The kidneys perform one of the most important functions in the elimination of waste in a human body; they filter extra water and waste, thereby cleaning the blood and facilitating production of an adequate level of red blood cells. When the kidneys fail, the fluids are retained in the blood and do not circulate properly throughout the body. Thus, waste material builds up in the body seriously endangering health and wellbeing of the person.

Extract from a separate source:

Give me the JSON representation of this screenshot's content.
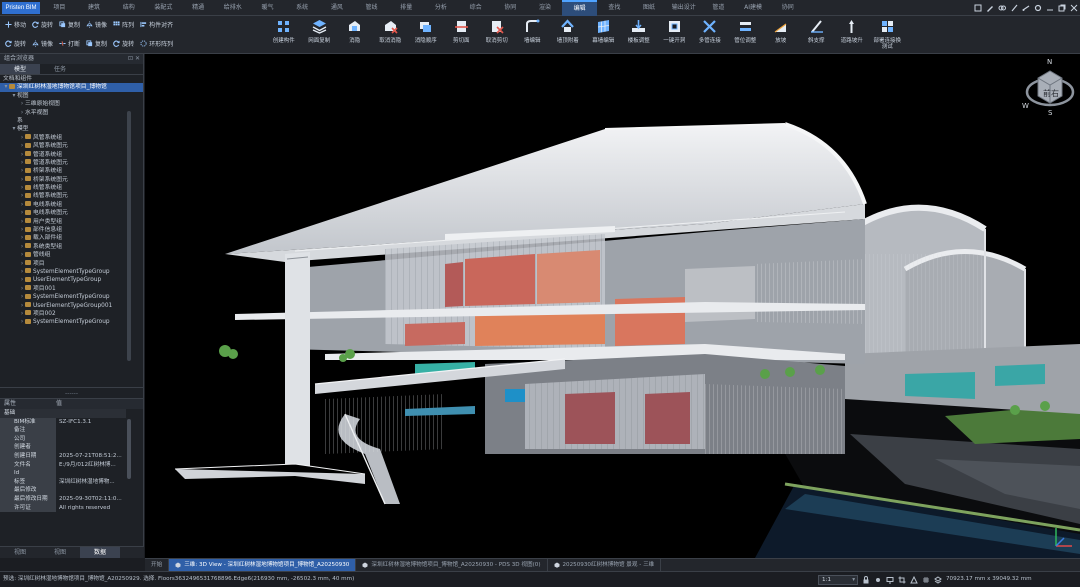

Dialysis imitates the work of a kidney. Technology has developed two types of dialysis treatment: hemodialysis and peritoneal dialysis. The majority of the patients receive hemodialysis, by which the blood is circulated outside the body and cleaned inside the machine before returning to the patient. The patient's blood is drained into the dialysis machine, and a fluid called dialysate is then circulated through the machine. A thin, semi-permeable membrane separates the part that circulates the blood and the second part for the dialysate. As dialysate processes on one side of the membrane, and blood on the other, particles in waste from the bloodstream pass through the microscopic holes formed in the membrane and are washed away in the dialysate. Blood cells being too large to go through the membrane holes are returned to the body.

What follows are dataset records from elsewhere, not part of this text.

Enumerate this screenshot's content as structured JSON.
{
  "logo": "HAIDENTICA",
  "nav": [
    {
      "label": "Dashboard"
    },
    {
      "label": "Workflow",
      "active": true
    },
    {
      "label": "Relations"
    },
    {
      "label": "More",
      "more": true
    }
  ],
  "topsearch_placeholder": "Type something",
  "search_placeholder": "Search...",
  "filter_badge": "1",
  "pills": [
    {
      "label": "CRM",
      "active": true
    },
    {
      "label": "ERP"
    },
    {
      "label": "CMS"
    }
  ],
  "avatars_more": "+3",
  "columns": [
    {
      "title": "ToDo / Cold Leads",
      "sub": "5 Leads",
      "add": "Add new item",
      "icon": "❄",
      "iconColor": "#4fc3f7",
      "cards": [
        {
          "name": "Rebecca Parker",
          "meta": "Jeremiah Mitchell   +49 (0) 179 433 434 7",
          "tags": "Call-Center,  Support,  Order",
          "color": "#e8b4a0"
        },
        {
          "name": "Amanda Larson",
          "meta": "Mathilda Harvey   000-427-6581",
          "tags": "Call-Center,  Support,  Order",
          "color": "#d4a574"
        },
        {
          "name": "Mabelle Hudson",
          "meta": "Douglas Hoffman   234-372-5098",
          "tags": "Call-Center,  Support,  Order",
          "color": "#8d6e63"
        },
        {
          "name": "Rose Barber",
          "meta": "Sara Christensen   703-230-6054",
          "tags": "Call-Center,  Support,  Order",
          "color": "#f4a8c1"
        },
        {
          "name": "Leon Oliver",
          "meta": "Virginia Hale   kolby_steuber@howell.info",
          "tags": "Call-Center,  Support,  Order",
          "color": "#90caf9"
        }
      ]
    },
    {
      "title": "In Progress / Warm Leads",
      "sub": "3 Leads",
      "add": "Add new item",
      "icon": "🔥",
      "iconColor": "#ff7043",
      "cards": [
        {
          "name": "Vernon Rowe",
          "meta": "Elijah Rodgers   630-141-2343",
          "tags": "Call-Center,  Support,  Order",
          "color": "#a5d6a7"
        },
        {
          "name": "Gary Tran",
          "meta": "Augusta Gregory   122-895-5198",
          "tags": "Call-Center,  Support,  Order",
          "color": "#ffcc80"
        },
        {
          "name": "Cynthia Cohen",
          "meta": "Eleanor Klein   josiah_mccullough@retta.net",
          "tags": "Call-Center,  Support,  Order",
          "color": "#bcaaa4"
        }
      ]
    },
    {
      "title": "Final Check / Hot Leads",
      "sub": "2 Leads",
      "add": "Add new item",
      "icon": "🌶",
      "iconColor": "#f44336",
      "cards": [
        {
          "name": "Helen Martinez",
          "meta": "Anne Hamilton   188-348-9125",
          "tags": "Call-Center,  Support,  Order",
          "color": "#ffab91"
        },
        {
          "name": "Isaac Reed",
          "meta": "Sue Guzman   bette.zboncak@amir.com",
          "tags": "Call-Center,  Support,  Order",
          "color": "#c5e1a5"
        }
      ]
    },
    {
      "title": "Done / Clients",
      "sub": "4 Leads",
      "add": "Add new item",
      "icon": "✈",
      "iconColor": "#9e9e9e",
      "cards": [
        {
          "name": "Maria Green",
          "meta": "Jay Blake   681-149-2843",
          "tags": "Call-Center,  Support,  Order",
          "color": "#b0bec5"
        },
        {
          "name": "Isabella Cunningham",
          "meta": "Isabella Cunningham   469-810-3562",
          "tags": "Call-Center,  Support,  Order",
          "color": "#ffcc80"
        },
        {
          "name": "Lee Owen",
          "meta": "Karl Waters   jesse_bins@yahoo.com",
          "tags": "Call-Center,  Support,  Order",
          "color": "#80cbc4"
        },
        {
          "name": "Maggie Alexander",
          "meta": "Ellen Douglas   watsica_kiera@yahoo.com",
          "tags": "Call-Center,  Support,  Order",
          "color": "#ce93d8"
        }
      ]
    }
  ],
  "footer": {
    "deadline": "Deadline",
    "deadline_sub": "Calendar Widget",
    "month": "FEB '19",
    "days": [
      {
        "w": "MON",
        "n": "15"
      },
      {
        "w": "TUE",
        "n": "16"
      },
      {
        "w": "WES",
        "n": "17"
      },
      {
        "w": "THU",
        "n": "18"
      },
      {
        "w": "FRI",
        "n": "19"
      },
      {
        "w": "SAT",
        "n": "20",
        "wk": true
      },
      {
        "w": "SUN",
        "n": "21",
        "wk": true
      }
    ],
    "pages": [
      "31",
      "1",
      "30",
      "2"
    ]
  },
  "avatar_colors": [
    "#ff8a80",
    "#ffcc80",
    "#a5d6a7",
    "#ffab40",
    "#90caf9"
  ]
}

The other type of treatment, peritoneal dialysis, uses the patient's peritoneal membrane as a filter. The peritoneal membrane is a sack around the abdominal organs. This membrane is semi-permeable allowing water and toxic waste particles to pass through it but preventing larger blood cells to penetrate the membrane. In this type of treatment, a patient has a plastic tube catheter surgically implanted into the abdominal Wall. The patient or the patient's caregiver connects the patient's catheter tube; either to a machine that pumps dialysate fluid or the dialysate fluid is gravity fed by means of suspending a bag of dialysate fluid above the grade of the patient's catheter exit site, which slowly empties the dialysate fluid into the peritoneal cavity where it resides for a pre-determined period of time. During this dwell time the dialysate fluid absorbs the patient's excess water and toxic waste particles through the peritoneal membrane. The dialysate fluid containing the patients excess water and toxic waste is either extracted from the patient's peritoneal cavity by means of either a machine that pumps the waste material to a catch basin or a collection bag or is extracted from the patient by gravity which a collection bag that is placed below grade of the patient's catheter exit site. Similar to the hemodialysis method, the waste particles are removed with the dialysate and are discarded.
The peritoneal dialysis method has distinct advantages as it allows to significantly reduce the time needed for the dialysate to clean the blood and remove the waste. Additionally, the patient can perform the procedure in a non-hospital setting or at thousands of locations around the world. Such type of treatment may be administered by a caregiver that may not be very experienced in other types of the dialysis procedure.
Rather than performing manual peritoneal dialysis exchanges several times throughout the day, a patient can do automated peritoneal dialysis while they sleep. Automated peritoneal dialysis is done using a machine that fills the peritoneal cavity with fresh dialysis solution, also called PD fluid or PD solution, and after a specified dwell time, drains the solution with waste out of the body and then fills the peritoneal cavity with new dialysis solution. The average treatment time for automated peritoneal dialysis is 9 hours at night while the patient sleep.
When the patient performs the dialysis treatment by way of either the manual process CAPD or by use of a machine or cycler CCPD, the waste is drained into a bag or other container, which can then be emptied into a waste receptacle, such as a sink or a toilet by way of a drainage tube leading from the patient to the toilet. Often, the drainage tube end is haphazardly and loosely attached to the waste receptacle by way of an adhesive tape or other configuration. Thus, presenting an inherent risk that the drainage tube will be accidentally detached from the waste receptacle (person tripping over tube)—allowing the contents thereof including toxins to easily contaminate the surrounding area. Unfortunately for the caregiver and the patient, this can be dreadful to properly clean up and reattach the drainage tube to the waster receptacle in order to finish the dialysis process.
For the foregoing reasons, there is an extraordinary need for an improved apparatus which provides a secure drain line anchor and attachment to a waste receptacle such as a toilet, providing peace of mind throughout the already uncomfortably process of dialysis.